Cependant, la qualité de l’image et du son ainsi que la mise en scène supposent la détention de téléphones coûteux avec une bonne connexion internet. Comment trouvent-ils, en dépit de la misère extrême, les moyens de se payer ces équipements ?

Escrocs ou nécessiteux ?

Plusieurs éléments peuvent expliquer le nombre de mendiants qui augmente de façon exponentielle, comme le taux du chômage et la détérioration du pouvoir d’achat. Ce n’est pas toujours l’argent facile qui pousse à tendre la main. Il s’agit du dernier recours de ceux qui n’ont plus rien pour assurer leur quotidien. Le simple utilisateur des applications prend alors des initiatives pour venir en aide et faire preuve de générosité et de solidarité citoyenne. Ramadan, mois de jeûne et de charité, est une haute saison pour les mendiants, l’aumône étant un des cinq piliers de l’islam. En plus des mendiants permanents, d’autres, qui l’exercent d’une façon occasionnelle, commencent à se manifester.

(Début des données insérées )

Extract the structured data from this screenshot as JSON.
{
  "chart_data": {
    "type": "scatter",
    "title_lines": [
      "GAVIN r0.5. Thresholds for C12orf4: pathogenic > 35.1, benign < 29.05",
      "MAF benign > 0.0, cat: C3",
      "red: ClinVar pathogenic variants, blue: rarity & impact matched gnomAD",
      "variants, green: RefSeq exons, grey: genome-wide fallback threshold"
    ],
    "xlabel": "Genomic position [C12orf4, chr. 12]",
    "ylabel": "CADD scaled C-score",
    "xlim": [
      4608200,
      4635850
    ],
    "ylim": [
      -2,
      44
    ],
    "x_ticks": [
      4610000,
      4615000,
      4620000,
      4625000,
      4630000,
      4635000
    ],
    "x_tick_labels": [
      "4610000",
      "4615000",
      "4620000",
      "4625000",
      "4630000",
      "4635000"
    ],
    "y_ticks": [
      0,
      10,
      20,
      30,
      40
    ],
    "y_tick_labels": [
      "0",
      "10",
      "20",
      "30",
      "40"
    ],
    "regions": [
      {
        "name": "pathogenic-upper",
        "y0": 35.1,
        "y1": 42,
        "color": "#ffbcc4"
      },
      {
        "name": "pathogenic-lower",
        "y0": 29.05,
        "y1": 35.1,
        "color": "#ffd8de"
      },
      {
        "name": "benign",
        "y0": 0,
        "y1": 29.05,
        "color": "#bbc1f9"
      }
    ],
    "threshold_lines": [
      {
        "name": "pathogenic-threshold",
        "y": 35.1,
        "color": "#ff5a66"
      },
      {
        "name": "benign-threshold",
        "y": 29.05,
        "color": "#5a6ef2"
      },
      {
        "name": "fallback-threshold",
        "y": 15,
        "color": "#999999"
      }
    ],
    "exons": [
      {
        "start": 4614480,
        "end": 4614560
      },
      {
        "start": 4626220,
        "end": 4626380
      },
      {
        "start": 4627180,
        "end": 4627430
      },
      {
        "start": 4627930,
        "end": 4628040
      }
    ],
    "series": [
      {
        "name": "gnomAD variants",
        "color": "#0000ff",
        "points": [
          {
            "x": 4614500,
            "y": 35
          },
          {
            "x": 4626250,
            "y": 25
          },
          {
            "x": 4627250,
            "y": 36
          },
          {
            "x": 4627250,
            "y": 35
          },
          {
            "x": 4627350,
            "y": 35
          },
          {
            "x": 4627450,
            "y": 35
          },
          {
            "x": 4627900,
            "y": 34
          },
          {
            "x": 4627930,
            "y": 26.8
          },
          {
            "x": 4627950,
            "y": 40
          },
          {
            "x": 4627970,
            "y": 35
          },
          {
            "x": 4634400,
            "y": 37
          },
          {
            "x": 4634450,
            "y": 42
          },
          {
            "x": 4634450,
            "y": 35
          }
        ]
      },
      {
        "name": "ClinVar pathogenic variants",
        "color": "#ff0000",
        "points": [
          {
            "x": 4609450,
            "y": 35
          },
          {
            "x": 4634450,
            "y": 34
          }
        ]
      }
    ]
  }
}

A mesure que l’utilisation d’internet pour demander une aide financière continue de croître, il est souvent difficile de déterminer si le besoin est légitime et si les dons vont réellement à la satisfaction de la nécessité exprimée. Certains postent les mêmes textes de groupe, se cachant derrière de fausses identités avec des histoires poignantes qu’ils ont inventées ou copiées. D’autres utilisent les photos ou vidéos trouvées sur internet de personnes malades ou qui ont un handicap et font des appels à dons en leur nom. Les aides peuvent même être collectées au nom d’associations caritatives fictives ou réelles, mais elles finiront par être détournées pour usage personnel au lieu de servir des causes nobles.L’image de ce business très lucratif est nourrie par les médias qui ont rapporté, à plusieurs reprises, le cas de mendiants millionnaires avec des chiffres relatifs au revenu probablement exagérés et fantaisistes. En raison du nombre élevé d’escrocs utilisant la mendicité en ligne comme moyen de profiter de la sympathie de toute personne susceptible de lire leurs publications, il est très important de prendre toutes les mesures préventives pour vérifier les affirmations des inconnus avant de faire un don.